Fuel with methanol, particularly when left to sit.. particularly when left unstabilized with a methanol-informed stabilizer, corrodes and otherwise clogs fuel systems.

These effects, in my experience, take place primarily in the small passages and volumes inside of carbs first.. and then after a huge amount of time, in the large ones like the bowl. Other than rust in a partially filled metal tank or hygroscopicaly attracted water pooling at the bottom of one, I have not seen any significant issues in a tank. I can't comment on the physics that drives this "smaller first" behavior but.. as with Ignatz Semmelweis and hospital fever, I lack an explanatory theory of it and will be derided by Google-smart "experts", but I do have a death grip on the relevant phenomenology (sorry... I used to be useful and don't get to pull out the good vocab anymore here in the Land of Yuppies).

I keep significant, aggressively-stabilized fuel reserves that are cycled out every 18-24 months. Not once did I ever find water in a sealed storage tank and I use my Plus-One rule every time, so if it's there I'll see it. Further, I've rebuilt way way way too many carbs over the years (says the guy with two cop bikes with 4 carbs each. And the CV type to boot). It's not in my best interest to just phone this in.

For a long time, my only "system" was to just start the engines maybe monthly. I have not seen a discernible improvement which I attribute to 1. I wasn't being plagued by problems to begin with and 2. I am aggresive with stabilization, and also, I use one formulated for fuel with methanol. Sometimes I did find a carb that needed to be cleaned but it was rare. The initial mitigation handled a lot of the problem.

I eventually moved to race gas and/or Trufuel/equivalents with added (by me) stabilizers to evict the corn harm from my carbs before storing a machine. I'm cheap as hell.. and lazy to boot so I don't waste heartbeats pulling the ethanol-tainted fuel out of the tank when I'm done with a machine for a season and then pouring in race gas, running it in, and using that for the first tankful next time. WAY too much work. Way too spendy. And way too much to store. Race gas is about $28/gal at the low end and up to $60 and more if you simply must have your special brand like Stihl or Husky or VP or whatever. Of course, each boutique brand obviously has their own refineries and just use the same containers because it's good for the environment. For me... I stabilize with my preferred chemical and then only use as much race gas as necessary to solve the actual problem.

For a long time, I would pinch off the tank with the ethanol it it... pull the fuel lines apart... and run some stabilized race gas in using a soup can with a petcock mounted in the bottom. Run it in and then shut it down. Still a PITA.

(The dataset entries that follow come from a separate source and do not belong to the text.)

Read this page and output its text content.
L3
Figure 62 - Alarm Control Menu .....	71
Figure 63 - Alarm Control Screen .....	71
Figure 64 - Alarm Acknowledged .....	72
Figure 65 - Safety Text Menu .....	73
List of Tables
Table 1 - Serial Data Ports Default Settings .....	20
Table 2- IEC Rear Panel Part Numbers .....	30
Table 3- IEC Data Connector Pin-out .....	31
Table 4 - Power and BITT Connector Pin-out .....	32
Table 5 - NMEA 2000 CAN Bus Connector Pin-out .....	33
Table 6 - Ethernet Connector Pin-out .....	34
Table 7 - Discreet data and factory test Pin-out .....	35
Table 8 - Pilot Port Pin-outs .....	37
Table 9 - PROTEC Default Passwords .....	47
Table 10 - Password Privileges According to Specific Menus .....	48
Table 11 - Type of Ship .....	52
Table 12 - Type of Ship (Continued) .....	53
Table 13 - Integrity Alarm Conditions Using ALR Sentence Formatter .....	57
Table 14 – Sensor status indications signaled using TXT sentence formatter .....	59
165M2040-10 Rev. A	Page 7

Recently, I started adding a permanent extra fuel inlet path to my 4 stroke machines to which I can attach a movable/removable auxiliary tank I can mount near/on each that connects to the patient/machine with a quick-disconnect fitting. This QD allows other "modular" accessories to be used like drains and gravity polishers. Flushing the distributed corn crap out couldn't be faster or easier or lower cost.

The pix show what I came up with, which in the end is a pretty simple setup. This hardware is being run out to my 4-stroke machines...

the "big gen" (shown in the pix)

the "medium gen"

the "big leaf blower"

the "little tractor"

and if I can find it, the trash pump (did I loan this to anyone?)

I'm not adding it to the bikes because I don't want some AH opening up the valve on the AUX IN leg and draining my entire tank. Not sure what I'll do on this. Ideas welcome.